カロリーゼロや低カロリーを謳った甘味料(LNCS)は、アスパルテーム、サッカリン、エリスリトールなど多岐にわたり、体重管理やエネルギー摂取量を抑えるために広く利用されています。しかし、これらの甘味料が脳の健康、特に加齢に伴う認知機能にどのような影響を及ぼすのか、新たな懸念が示されました。
ブラジル・サンパウロ大学の研究グループが、35歳以上の公務員1万2千人以上を対象とした縦断的観察研究のデータを解析しました。参加者のLNCSの摂取量を調査し、その後の約8年間の追跡期間中に、記憶力、言語能力、思考力といった6種類の認知機能がどのように変化したかを検討しました。
研究の結果、LNCSの摂取量が最も少ない群(第1三分位群)と比較して、最も多い群(第3三分位群)では、認知機能の低下速度が62%も速いことが明らかになりました。これは、研究者らの計算によると、実年齢にして約1.6年分の脳の老化に相当するものでした。摂取量が中程度(第2三分位群)であっても、低下速度は35%速く、約1.3年分の脳の老化に相当すると計算されました。

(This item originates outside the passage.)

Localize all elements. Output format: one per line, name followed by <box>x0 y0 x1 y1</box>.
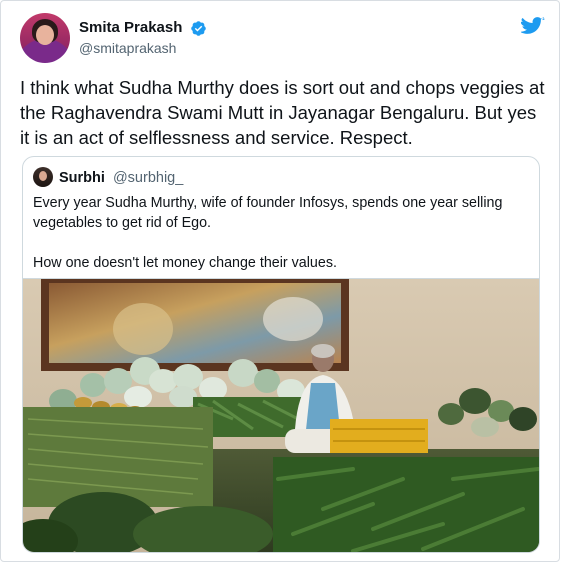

この関連性は、特に60歳未満の中年層において明確に見られました。また、糖尿病患者においても、LNCSの摂取量が多い群で認知機能の低下がより速いことが示唆されました。糖尿病患者は砂糖の代替としてLNCSを使用する傾向があるため、この結果は特に注意が必要です。
なぜLNCSが脳に悪影響を及ぼすのか、そのメカニズムはまだ解明されていませんが、研究者らは、LNCSが体内で分解されて脳にダメージを与える物質に変化したり、体内で炎症を引き起こしたりするのではないかと推測しています。

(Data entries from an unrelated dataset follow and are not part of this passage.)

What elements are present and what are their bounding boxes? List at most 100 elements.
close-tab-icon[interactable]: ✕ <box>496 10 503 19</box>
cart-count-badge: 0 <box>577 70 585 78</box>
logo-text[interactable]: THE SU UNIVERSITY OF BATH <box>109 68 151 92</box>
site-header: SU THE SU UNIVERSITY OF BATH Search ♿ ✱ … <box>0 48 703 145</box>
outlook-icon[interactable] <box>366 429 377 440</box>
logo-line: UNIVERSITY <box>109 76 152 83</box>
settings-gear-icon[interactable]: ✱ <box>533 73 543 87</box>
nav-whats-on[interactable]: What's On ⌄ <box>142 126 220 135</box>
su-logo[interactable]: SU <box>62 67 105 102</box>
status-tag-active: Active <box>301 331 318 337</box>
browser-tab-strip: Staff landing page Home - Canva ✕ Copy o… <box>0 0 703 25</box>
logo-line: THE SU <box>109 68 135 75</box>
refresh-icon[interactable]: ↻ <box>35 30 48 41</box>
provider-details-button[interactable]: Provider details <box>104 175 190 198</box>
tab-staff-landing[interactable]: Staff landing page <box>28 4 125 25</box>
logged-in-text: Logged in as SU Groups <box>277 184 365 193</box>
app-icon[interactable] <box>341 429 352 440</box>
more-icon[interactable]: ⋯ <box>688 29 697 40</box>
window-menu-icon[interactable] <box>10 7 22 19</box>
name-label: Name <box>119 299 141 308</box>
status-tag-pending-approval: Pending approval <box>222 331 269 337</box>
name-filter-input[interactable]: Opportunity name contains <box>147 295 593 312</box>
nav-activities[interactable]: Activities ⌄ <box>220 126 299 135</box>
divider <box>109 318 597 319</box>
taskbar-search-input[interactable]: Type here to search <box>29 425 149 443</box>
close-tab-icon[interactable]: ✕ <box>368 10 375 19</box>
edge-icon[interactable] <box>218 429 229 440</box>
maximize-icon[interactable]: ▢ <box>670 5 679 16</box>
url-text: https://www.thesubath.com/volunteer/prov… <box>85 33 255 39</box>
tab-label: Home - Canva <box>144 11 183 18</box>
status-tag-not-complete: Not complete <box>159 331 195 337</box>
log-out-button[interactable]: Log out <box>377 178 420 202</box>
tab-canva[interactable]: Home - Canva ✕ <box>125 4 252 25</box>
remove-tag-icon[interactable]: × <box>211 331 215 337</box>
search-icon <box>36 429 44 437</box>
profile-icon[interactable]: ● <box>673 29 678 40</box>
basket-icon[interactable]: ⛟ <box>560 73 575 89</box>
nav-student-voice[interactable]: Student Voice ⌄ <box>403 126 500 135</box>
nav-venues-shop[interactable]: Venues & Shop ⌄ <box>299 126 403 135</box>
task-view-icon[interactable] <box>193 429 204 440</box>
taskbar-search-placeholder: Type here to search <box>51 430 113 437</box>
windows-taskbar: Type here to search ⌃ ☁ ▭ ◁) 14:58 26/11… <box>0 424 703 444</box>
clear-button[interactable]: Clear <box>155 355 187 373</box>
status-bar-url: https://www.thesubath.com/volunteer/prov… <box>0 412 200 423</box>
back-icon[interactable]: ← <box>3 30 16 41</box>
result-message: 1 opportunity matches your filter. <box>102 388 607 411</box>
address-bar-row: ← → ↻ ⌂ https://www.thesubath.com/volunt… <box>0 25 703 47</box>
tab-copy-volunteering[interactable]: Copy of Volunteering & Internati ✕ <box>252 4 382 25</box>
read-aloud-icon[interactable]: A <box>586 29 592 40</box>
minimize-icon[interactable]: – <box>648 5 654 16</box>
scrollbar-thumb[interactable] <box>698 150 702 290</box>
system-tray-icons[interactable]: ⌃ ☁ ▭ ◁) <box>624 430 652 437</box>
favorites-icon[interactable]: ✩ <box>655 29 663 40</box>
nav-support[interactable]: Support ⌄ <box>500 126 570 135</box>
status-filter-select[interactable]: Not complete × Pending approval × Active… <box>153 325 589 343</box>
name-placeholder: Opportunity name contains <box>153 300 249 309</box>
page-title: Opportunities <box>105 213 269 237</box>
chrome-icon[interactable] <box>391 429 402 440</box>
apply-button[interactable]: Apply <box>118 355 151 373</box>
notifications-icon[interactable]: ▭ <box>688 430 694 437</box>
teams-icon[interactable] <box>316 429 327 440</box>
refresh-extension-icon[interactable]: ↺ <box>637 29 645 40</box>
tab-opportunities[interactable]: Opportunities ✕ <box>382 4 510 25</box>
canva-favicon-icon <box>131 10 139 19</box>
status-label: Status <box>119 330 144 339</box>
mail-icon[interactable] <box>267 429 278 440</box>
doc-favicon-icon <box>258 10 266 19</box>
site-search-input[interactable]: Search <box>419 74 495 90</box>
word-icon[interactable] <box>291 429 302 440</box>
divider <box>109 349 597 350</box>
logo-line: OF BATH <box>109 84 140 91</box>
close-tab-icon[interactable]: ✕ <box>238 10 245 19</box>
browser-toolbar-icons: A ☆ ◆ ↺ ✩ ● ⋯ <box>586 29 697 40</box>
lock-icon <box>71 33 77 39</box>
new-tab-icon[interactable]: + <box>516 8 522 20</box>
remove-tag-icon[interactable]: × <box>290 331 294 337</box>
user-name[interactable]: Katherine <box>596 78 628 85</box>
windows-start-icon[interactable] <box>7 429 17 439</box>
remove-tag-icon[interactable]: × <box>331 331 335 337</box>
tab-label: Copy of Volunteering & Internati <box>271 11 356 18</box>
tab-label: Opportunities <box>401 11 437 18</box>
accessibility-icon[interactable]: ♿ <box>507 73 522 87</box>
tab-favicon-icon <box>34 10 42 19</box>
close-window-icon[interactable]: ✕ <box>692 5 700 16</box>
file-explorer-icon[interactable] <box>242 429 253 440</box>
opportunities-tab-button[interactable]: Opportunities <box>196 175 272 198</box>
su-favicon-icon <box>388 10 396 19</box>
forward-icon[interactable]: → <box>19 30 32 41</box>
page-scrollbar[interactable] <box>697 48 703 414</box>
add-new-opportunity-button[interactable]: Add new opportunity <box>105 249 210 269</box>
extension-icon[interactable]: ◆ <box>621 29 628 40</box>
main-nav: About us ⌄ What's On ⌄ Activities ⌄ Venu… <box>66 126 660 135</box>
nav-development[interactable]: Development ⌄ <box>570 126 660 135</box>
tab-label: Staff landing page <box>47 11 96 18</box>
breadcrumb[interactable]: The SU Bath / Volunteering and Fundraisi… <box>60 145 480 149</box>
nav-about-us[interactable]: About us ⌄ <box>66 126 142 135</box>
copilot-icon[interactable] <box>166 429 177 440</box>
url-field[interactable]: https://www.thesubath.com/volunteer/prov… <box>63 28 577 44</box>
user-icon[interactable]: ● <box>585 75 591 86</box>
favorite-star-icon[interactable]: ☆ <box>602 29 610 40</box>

この研究は観察研究であるため、LNCSの摂取が認知機能低下の直接的な原因であると証明するものではありません。しかし、研究者らは「一部のLNCSは脳の健康に悪影響を及ぼす可能性があることを示唆している」と述べています。
カロリーを抑えるための選択が、意図せず脳の老化を早めている可能性があるのであれば、その摂取には慎重な判断が必要です。研究者らは、ハチミツやメープルシロップといった、今回検討されなかった他の代替甘味料の影響についても、さらなる調査が必要であると指摘しています。
医師 菊池清志
注)本コラムは、情報提供を目的としたものであり、当院・医師の意見・方針を反映したものではございません。
参考文献: Goncalves NG, et al. Neurology. 2025;105;e214023.